The Sacrament has four elements, three on the part of the penitent (contrition, confession and satisfaction) and one on the part of the minister of the Sacrament (absolution).

Catholics distinguish between two types of sin: Mortal sins are a grave violation of God's law that turns man away from God. Someone who is aware of having committed mortal sins must repent of having done so, and must confess them in order to benefit from the Sacrament. Venial sins, the kind that "does not set us in direct opposition to the will and friendship of God", can be remitted by contrition and reception of other Sacraments, but they too are rightly and usefully declared in confession.

View 'The Sacrament of Reconceliation' Video

Anointing of the Sick

"Pain & suffering have come into your life, but remember pain, sorrow, suffering are but the kiss of Jesus - a sign that you have come so close to Him that He can kiss you."
Mother Teresa

Formerly known as "Last Rites" or "Extreme Unction", the Anointing of the Sick is one of the three repeatable Sacraments in the Catholic Church.
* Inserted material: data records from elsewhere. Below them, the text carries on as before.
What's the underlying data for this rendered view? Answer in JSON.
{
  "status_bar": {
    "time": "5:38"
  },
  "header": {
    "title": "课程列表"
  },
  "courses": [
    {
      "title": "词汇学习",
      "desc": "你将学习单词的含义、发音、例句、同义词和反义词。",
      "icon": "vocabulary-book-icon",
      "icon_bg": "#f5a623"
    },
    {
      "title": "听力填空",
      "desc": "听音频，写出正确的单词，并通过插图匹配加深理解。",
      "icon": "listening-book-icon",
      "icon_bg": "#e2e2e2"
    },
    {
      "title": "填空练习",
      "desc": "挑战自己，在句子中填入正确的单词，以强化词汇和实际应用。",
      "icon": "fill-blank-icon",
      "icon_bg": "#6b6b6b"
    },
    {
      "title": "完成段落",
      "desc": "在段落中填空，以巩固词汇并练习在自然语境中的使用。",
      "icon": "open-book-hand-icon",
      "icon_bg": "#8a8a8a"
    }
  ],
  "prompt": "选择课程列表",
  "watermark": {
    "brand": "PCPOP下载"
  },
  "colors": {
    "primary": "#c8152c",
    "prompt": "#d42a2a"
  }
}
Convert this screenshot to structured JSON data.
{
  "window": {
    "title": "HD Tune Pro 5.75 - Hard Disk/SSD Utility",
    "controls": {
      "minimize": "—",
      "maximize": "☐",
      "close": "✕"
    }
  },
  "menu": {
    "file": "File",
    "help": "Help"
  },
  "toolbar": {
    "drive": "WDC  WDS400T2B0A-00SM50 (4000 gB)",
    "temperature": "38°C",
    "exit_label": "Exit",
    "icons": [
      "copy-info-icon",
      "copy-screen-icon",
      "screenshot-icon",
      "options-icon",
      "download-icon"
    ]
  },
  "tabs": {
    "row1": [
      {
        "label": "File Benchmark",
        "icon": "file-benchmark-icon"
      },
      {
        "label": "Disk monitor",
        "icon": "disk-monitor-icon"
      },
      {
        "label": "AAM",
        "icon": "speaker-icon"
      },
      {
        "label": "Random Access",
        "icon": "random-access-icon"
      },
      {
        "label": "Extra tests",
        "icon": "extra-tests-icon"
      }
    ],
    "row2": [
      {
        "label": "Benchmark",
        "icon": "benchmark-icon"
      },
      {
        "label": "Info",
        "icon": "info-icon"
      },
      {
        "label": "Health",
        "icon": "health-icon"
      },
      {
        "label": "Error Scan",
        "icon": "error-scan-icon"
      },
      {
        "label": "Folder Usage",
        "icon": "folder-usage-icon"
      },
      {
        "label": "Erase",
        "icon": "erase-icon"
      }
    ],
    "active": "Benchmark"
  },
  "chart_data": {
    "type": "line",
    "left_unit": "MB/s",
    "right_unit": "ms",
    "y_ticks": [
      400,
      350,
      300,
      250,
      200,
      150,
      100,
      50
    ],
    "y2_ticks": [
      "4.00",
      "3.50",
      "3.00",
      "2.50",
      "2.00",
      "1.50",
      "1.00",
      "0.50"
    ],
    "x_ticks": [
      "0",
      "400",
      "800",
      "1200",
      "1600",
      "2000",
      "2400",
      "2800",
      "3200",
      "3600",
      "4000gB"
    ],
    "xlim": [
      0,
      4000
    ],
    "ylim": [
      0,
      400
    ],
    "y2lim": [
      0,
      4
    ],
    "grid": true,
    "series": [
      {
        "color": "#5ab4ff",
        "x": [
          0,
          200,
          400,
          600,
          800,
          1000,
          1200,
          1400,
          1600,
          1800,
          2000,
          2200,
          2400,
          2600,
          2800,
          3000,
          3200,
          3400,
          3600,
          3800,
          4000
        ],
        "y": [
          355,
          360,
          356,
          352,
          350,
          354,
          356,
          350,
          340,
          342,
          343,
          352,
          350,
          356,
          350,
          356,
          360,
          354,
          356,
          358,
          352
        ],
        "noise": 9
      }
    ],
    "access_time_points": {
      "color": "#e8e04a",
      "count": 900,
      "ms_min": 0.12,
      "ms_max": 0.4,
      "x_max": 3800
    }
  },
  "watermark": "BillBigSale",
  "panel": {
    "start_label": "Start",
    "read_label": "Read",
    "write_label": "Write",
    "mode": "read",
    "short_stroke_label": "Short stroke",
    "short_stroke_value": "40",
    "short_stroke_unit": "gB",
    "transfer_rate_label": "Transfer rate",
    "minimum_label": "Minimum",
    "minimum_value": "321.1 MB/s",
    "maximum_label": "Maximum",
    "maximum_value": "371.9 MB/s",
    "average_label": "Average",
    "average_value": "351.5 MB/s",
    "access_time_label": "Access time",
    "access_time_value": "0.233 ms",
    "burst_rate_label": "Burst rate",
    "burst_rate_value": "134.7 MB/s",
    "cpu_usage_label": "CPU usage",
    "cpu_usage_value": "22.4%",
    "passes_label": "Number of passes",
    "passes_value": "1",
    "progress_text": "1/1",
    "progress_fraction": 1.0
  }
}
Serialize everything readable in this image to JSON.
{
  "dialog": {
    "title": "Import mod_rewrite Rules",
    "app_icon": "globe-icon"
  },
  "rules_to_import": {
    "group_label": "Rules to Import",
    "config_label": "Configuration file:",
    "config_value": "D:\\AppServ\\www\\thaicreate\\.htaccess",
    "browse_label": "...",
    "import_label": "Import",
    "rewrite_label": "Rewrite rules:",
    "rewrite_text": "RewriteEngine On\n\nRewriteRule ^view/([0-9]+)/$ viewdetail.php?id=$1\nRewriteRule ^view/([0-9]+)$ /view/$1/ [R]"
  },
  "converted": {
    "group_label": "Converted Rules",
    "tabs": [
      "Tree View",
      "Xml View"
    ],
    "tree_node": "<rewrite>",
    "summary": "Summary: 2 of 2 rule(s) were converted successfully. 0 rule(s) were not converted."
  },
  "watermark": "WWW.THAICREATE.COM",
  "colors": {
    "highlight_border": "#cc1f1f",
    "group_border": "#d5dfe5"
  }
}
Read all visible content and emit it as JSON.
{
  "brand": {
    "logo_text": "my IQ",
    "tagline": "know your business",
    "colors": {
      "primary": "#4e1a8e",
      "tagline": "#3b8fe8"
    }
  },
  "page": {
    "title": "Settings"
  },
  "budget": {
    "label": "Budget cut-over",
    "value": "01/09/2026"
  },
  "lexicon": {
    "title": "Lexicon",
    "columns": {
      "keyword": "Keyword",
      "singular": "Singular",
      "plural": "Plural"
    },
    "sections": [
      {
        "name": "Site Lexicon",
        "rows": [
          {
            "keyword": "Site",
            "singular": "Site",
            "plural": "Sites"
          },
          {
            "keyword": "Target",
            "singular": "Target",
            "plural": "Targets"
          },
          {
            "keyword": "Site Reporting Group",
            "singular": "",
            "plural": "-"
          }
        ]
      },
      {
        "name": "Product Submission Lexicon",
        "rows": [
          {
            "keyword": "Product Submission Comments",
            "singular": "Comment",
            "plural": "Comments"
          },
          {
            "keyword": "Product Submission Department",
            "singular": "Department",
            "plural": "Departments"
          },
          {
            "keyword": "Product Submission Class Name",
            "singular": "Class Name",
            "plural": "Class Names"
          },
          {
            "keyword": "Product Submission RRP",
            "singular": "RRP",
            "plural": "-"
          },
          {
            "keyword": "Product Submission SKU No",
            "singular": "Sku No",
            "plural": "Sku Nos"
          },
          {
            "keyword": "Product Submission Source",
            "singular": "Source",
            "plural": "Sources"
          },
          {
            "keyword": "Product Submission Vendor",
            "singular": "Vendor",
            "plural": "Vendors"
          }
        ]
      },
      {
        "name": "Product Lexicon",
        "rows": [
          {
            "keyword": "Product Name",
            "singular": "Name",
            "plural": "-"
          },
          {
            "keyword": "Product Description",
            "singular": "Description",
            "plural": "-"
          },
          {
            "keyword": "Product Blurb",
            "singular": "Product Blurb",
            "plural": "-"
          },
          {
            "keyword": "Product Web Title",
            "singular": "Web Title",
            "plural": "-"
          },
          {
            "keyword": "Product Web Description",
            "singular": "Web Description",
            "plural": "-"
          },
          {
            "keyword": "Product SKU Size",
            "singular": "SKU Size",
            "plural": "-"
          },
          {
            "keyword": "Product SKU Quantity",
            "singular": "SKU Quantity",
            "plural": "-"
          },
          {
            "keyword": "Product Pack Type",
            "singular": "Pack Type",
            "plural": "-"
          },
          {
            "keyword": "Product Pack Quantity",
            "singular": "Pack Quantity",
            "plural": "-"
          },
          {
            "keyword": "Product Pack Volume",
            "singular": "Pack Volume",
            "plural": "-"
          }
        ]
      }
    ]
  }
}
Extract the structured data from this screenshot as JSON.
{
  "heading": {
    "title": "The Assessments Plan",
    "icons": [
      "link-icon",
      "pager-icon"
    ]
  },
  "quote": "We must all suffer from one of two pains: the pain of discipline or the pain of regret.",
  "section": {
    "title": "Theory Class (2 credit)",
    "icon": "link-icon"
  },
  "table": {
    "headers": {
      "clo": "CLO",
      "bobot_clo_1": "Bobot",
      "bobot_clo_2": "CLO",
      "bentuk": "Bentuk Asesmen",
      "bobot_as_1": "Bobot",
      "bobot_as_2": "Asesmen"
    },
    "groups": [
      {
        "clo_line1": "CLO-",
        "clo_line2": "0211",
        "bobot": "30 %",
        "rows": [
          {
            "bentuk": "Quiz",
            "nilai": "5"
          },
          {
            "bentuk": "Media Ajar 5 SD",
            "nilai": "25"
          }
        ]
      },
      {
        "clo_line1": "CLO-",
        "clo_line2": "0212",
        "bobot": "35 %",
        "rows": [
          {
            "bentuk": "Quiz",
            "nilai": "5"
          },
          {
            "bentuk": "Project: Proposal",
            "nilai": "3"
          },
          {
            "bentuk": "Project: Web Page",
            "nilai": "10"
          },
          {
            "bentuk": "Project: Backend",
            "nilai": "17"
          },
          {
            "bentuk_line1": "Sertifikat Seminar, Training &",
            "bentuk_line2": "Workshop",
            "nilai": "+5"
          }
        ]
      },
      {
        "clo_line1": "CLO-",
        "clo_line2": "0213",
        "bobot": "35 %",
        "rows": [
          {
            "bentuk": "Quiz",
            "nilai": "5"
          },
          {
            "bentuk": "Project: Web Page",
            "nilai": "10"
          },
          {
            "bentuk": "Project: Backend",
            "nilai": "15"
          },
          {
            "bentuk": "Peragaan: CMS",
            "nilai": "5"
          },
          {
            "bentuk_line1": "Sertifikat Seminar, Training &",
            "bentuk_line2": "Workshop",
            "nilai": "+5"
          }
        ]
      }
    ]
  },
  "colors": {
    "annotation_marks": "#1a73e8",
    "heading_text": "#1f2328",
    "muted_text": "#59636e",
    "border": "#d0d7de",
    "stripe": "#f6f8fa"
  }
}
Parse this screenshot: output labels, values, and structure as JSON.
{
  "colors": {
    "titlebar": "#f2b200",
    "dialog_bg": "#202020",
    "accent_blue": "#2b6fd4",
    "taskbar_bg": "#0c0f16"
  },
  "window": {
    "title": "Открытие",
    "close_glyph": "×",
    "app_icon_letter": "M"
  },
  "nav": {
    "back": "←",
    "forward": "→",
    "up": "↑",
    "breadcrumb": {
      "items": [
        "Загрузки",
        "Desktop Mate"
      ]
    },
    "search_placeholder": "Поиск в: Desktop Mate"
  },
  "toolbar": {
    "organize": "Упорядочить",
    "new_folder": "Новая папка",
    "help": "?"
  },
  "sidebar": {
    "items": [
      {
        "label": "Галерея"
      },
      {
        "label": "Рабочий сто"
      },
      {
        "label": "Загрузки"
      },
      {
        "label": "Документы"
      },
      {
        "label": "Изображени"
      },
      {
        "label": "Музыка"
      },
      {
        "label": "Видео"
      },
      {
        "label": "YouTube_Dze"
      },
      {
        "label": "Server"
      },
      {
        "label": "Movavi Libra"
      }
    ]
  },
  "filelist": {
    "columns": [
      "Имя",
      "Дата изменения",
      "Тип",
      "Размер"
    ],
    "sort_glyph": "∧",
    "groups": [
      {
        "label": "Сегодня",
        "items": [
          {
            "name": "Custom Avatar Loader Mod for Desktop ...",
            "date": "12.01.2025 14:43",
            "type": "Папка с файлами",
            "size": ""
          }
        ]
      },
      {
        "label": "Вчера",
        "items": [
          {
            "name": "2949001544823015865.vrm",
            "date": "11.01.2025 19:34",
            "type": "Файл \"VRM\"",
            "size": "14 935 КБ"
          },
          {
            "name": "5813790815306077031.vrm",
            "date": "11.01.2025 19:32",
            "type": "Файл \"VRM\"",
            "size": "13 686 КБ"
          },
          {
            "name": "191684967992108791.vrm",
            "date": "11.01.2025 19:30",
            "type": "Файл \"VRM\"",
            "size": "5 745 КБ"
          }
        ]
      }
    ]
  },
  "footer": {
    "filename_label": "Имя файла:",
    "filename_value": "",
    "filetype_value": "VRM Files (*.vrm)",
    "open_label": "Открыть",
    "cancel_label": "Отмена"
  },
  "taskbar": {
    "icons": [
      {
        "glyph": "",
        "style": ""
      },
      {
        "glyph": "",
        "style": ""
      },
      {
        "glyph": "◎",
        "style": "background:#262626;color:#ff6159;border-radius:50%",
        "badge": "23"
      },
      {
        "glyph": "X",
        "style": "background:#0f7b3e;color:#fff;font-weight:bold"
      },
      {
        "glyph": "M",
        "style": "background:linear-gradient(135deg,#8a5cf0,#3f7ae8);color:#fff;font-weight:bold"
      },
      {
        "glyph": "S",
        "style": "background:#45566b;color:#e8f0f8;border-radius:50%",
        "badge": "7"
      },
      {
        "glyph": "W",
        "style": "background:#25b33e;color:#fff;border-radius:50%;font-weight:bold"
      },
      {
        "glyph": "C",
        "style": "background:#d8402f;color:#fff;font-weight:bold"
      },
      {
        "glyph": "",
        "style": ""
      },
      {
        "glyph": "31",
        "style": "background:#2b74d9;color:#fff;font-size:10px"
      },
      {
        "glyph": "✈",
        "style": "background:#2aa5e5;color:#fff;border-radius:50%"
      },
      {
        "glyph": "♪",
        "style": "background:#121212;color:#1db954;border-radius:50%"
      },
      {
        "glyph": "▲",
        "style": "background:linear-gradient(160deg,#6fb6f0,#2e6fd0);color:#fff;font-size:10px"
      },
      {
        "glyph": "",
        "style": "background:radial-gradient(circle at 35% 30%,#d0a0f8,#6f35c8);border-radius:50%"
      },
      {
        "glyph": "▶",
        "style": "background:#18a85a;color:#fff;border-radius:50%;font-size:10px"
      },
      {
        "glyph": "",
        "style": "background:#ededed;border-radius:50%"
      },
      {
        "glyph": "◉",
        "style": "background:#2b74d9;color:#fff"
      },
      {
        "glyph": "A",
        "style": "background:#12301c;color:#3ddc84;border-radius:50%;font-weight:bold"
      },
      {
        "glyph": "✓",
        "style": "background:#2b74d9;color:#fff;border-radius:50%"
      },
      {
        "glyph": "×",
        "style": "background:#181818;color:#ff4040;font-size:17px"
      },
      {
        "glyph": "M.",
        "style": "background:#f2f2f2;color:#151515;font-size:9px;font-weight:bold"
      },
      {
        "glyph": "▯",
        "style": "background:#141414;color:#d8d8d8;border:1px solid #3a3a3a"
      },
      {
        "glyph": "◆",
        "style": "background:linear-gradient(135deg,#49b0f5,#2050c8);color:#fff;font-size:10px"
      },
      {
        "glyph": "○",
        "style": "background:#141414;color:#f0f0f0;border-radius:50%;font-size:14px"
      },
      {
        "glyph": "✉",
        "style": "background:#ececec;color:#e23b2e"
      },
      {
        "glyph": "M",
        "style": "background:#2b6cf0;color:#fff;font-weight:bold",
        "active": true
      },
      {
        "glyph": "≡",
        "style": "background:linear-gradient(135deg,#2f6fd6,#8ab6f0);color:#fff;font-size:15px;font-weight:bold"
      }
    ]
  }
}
The proper time for receiving this holy anointing has arrived when the believer begins to be in danger of death because of illness or old age. Each time a Christian falls seriously ill, they may receive the Anointing of the Sick, and after they have received it, if the illness worsens.

  • The belief that the Anointing of the Sick should be received only in the moments before death, is a misconception. The Sacrament is often received:
  • Before surgery, or a serious medical procedure.
  • During a long-term or terminal illness.
  • Experiencing health issues related to old age.

The Anointing of the Sick is a prayer of healing, not only for our physical healing, but also for spiritual health, and for the strength, peace, and courage to bear the burden of illness.

As Catholics, we are asked to see our sufferings as a way of being united with the sufferings of Christ.

The Anointing of the Sick also imparts the forgiveness of sins, and therefore can only be administered by a priest or bishop.